There are things no one tells you about Comic Con, because it’s kind of like asking about details of Disneyland.  No one tells you about how long they stood in line or how much time they spent staring at the map when they should have been sprinting to make it to yet another showing of Abraham Lincoln. Because who wants to hear that when you can talk about Space Mountain and pizza in Tomorrowland or Indiana Jones and your third Dole Pineapple Whip of the day?  (Just me?  Where was I?  Back to Comic Con…)   So I’m going to try to help you out here.

1. You are going to stand in line.  For a LONG time. It’s worth it.

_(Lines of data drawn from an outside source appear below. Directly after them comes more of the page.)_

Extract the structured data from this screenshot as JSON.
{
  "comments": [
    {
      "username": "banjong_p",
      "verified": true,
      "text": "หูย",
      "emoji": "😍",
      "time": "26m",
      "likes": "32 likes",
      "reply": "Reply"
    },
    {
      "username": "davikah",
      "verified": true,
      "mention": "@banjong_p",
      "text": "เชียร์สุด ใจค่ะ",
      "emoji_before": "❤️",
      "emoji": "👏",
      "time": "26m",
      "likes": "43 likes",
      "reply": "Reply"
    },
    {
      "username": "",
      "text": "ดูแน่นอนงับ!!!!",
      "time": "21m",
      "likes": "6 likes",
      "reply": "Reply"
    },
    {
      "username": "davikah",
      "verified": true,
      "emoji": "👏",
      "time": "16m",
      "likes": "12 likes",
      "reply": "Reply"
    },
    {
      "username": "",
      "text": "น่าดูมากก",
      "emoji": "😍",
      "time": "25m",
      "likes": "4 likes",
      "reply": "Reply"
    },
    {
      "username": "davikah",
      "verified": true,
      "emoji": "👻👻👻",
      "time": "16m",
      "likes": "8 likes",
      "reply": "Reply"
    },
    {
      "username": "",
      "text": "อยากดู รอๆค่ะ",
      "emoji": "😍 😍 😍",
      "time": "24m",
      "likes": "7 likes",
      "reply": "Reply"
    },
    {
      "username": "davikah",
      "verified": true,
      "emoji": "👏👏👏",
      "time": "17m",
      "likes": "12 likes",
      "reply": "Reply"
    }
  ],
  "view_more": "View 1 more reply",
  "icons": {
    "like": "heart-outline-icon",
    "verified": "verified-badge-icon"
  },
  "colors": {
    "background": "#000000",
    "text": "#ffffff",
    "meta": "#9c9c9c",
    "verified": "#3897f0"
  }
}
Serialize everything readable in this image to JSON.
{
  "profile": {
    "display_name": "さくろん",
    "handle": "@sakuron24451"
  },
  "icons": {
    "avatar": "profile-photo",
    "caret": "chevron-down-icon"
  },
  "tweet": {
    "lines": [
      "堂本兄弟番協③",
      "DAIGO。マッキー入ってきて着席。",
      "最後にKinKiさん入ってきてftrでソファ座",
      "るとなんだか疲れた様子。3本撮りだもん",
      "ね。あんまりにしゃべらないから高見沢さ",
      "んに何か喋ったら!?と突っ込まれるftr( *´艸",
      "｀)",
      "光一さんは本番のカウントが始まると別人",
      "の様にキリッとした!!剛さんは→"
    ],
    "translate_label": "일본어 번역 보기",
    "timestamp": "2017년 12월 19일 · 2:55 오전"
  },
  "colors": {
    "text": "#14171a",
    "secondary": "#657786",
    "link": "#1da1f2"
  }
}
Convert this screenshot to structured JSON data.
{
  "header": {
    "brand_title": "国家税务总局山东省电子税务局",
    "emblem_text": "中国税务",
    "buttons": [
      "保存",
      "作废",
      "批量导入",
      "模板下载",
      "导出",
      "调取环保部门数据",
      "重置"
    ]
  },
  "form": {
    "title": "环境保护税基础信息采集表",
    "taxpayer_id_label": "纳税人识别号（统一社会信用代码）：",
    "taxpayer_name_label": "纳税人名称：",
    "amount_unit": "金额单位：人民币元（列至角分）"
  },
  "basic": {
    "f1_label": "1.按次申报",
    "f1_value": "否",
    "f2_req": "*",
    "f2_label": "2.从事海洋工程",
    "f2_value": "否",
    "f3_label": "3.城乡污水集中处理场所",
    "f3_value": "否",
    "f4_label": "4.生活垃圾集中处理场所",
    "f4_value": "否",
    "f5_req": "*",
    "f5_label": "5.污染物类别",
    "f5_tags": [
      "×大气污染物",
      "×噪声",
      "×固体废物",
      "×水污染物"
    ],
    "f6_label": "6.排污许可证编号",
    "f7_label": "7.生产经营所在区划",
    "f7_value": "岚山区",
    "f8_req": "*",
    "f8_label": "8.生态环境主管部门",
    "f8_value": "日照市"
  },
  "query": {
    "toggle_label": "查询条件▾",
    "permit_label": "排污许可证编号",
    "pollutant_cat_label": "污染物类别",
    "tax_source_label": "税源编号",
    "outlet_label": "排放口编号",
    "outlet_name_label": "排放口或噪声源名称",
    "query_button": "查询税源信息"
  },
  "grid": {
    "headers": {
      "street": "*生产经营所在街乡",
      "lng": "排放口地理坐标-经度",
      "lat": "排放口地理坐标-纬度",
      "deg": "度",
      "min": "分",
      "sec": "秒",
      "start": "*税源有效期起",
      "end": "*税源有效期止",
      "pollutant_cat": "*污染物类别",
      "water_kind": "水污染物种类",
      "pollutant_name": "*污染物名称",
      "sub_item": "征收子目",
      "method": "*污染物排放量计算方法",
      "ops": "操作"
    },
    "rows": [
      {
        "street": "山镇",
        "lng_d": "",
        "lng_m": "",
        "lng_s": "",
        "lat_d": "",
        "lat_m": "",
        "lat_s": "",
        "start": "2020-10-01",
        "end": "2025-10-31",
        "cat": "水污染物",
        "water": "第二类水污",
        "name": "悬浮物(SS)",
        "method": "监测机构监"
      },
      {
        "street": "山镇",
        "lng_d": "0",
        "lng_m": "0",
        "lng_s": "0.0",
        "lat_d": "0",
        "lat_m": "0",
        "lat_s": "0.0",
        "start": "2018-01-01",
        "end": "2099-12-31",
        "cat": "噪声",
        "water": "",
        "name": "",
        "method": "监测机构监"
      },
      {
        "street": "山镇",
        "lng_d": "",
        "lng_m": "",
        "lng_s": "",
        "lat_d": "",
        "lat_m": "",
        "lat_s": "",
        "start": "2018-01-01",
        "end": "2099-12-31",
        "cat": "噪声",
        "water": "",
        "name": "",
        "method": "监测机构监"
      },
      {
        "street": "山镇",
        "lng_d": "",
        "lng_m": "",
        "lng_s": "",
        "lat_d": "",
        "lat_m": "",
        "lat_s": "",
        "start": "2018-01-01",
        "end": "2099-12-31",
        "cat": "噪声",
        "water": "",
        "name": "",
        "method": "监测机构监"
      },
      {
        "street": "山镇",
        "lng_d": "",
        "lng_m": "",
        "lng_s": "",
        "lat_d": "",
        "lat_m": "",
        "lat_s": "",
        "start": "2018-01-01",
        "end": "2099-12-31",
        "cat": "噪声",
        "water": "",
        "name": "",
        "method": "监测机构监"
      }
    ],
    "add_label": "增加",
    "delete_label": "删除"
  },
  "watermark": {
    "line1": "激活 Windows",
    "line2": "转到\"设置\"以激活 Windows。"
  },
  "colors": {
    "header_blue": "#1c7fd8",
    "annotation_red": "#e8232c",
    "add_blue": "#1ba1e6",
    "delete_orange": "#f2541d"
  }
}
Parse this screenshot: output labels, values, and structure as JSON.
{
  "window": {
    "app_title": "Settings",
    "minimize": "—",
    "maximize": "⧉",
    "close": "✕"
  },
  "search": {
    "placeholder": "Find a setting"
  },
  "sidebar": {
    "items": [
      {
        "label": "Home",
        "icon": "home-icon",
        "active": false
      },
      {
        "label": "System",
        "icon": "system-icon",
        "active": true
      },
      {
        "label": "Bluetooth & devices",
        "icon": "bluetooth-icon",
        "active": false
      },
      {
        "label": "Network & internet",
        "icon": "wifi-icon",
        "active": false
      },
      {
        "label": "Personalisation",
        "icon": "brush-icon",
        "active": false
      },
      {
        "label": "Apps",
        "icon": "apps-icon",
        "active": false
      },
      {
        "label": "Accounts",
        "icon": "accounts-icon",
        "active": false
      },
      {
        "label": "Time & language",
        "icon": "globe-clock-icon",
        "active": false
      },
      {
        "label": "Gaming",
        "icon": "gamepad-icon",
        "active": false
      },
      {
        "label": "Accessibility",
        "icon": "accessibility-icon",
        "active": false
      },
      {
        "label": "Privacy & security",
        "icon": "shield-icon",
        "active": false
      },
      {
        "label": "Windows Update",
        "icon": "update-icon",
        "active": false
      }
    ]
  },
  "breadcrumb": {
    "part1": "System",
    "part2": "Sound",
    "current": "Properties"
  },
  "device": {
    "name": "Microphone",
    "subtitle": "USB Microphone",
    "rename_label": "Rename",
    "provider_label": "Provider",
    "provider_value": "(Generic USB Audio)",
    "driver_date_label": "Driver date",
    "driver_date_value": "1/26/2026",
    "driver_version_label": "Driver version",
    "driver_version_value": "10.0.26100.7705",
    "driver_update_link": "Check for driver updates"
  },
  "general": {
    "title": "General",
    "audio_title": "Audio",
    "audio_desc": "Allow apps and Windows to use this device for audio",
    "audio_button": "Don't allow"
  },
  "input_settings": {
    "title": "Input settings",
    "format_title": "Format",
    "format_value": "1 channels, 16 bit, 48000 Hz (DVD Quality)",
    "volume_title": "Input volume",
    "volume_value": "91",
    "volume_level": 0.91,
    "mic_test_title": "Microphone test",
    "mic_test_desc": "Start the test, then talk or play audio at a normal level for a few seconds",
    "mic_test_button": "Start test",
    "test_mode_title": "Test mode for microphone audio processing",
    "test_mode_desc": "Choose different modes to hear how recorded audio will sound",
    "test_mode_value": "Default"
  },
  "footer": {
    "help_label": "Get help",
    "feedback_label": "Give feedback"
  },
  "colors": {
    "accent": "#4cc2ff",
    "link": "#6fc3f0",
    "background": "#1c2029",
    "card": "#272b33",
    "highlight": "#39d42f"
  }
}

This morning, Luke and I (and friends) stood 4000+ people back in line for Hall H – home of fantastic panels like FRINGE… and most importantly… DOCTOR WHO!  Doctor Who!

There were people who camped out overnight.  Our 3+ hours in line = a cakewalk. It’s just par for the course if you really want to see specific panels or exhibitions or film clips or you just want to stare at Matt Smith see your geek favorites.

Get used to the lines.  Love the lines.  It’s worth it. Seriously, though.  You’re standing next to people who love exactly the same tv show/movie/comic book that you do.  Make a new friend!  Bring a backpack and snacks to share.  You’ll totally be the cool kid in the lunchroom whose mom packed the good desserts while everyone else is stuck with squishy day-old turkey.

2. Accept that you won’t get to see everything you wanted to see.  It makes you love the things you do get to see. 

This is coming from the girl who couldn’t make it to the Firefly panel.  It just happens sometimes, and that’s okay.  Plan as best you can, and just run with it.  Make better plans for next year. And take tons of pictures in the panels you do get into.  Enjoy it!

3. Sit in on random panels.  You might be in for a surprise or two! 

Nathan Fillion, Sarah Wayne Callies, Liam McIntyreNow, stopping for another moment of truth.  Sometimes, in order to get into a later panel in the day, it means you have to sit through the three panels beforehand.  (They don’t clear the room in between panels at Comic Con.  Once you’re in the room, you’re in.)   Yesterday, while waiting for the Alphas panel in the shiny and beautiful Indigo Ballroom, the moderator got up and announced the TV Guide panel.  Thrilling stuff. But there was no way on earth I was missing Alphas, so TV Guide it was.  (Is there even a TV Guide anymore?  Does anyone still watch that channel?)  And then Joel McHale of Community and The Soup walked in.  And Liam McIntyre from Spartacus. And Maggie Q from Nikita. And Sarah Wayne Callies from The Walking Dead.  And Jasika Nicole from Fringe. And did I mention Matt Smith and Nathan Fillion?  It was a fantastic panel and I am SO glad that I just happened to be there.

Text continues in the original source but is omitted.